Decentralized-Hierarchical Control Approach to Automatic Train Protection (ATP) of Communication-Based Train Control (CBTC)

Abstract

With urbanization, the number of people living in metropolises is increasing, parallel to population growth, the demand for rail transportation systems, which has a very important place in urban transportation, is increasing day by day in populous cities. The traffic density, which will increase in parallel with the increasing demand on rail, makes the signal systems very important in terms of their impact on rail safety, capacity and efficiency. Today, communication-based train control (CBTC) is the preferred signaling system in many rail transportation systems.
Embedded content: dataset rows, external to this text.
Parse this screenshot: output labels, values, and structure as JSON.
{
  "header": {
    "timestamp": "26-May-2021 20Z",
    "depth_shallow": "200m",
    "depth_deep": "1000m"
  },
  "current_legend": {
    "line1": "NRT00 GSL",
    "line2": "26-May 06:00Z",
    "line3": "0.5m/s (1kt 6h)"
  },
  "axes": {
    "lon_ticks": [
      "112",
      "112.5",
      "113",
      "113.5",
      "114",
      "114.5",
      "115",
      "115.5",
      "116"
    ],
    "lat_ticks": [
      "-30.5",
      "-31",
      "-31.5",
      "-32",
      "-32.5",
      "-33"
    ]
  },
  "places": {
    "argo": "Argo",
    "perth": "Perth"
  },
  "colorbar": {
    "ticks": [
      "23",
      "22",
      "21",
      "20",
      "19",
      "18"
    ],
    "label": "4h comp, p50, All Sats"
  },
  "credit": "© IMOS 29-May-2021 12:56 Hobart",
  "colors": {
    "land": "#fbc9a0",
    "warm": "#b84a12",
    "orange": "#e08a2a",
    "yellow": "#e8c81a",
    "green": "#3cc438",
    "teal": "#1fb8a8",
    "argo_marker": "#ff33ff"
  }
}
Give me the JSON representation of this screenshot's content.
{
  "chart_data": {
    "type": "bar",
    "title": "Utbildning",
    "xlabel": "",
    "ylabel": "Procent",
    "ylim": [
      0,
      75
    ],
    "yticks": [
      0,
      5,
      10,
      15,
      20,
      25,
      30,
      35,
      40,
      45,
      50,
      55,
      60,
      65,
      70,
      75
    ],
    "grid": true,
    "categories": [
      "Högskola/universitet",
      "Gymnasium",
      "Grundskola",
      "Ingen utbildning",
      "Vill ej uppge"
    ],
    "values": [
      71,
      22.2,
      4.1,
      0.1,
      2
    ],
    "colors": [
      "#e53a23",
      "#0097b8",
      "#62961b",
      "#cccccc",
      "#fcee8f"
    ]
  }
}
CBTC consists of some subsystems such as Automatic Train Protection (ATP), Automatic Train Control (ATS) and Automatic Train Operation (ATO). The subsystems have some specific, defined tasks. In performing these tasks, it is expected that the desired safety functions will be implemented with the highest level of confidence without being compromised by the increasing requirements from the subsystems. Nevertheless, the overall design of these systems may require to be modified to meet the new necessities. In this case, it is of great importance to control and model the subsystems while considering different standards. In this study, the subsystem of CBTC, ATP, is modeled with finite state automata with the discrete event system approach, and the supervisory watchers of the subsystems are designed, shown to satisfy the controllability and nonlocking conditions, and the obtained results are matched with the model of the monolithic approach.